I looked around. Eros was present in many couples. But I could sense the presence of Good Eros and Evil Eros, exactly as Petrus had described.

“Observe how curious it is,” my guide continued, “in spite of being good and bad, the face of Eros is never the same in each person.”

The band started to play a waltz. People went to a small cemented space in front of the bandstand to dance.

The alcohol started to rise and everyone was happier and sweating more. I noticed a girl dressed in blue who probably waited for this wedding only for the moment of the waltz because she wanted to dance with someone with whom she dreamed of embracing ever since her first adolescence years.

Her eyes followed the moves of a welldressed young man in a bright suit among a round of friends. They were talking happily, they hadn’t noticed that the waltz had started; they didn’t notice that at a few meters distance there was a girl in blue looking insistently to one of them.

It reminded me of the small cities, of the marriages with the chosen boys longed for since childhood. The girl in blue noticed my look and moved away.

And as if every move were concerted, it was the boy’s turn to look for her with his eyes. As he noticed her near other girls, he went back to talking happily to his friends.

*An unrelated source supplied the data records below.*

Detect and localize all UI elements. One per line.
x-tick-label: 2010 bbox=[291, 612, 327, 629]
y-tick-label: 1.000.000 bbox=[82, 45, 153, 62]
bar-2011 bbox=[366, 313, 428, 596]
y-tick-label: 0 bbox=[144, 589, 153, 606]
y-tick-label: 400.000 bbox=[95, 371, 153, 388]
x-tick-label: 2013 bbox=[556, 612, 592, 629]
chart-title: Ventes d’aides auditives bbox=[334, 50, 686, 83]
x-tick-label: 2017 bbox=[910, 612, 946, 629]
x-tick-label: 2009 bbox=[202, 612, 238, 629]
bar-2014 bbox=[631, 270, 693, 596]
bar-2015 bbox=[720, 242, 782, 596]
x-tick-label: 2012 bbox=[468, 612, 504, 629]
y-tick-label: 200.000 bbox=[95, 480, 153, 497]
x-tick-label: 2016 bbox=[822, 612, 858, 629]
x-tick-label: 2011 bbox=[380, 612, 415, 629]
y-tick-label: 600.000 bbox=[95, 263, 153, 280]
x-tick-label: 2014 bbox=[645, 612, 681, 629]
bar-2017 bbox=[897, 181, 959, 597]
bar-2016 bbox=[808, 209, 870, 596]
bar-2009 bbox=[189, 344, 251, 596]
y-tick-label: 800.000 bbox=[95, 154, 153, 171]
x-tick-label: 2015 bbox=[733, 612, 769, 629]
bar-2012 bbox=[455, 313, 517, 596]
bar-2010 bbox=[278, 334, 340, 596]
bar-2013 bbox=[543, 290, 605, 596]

I called Petrus’ attention to them. He followed their staring games for a while and then turned back to his cup of wine.

“They act as if it was a shame to show they love each other,” was his only commentary.

Another girl looked fixedly at both of us; she should be half our age. Petrus raised his cup of wine, cheered, the girl smiled bashfully, pointed to her parents, almost apologizing for not getting nearer. “That is the beautiful side of love,” he said.

“The love that defies, the love for two older strangers who came from afar and will already have left tomorrow for a path she would also like to walk. Love prefers adventure.”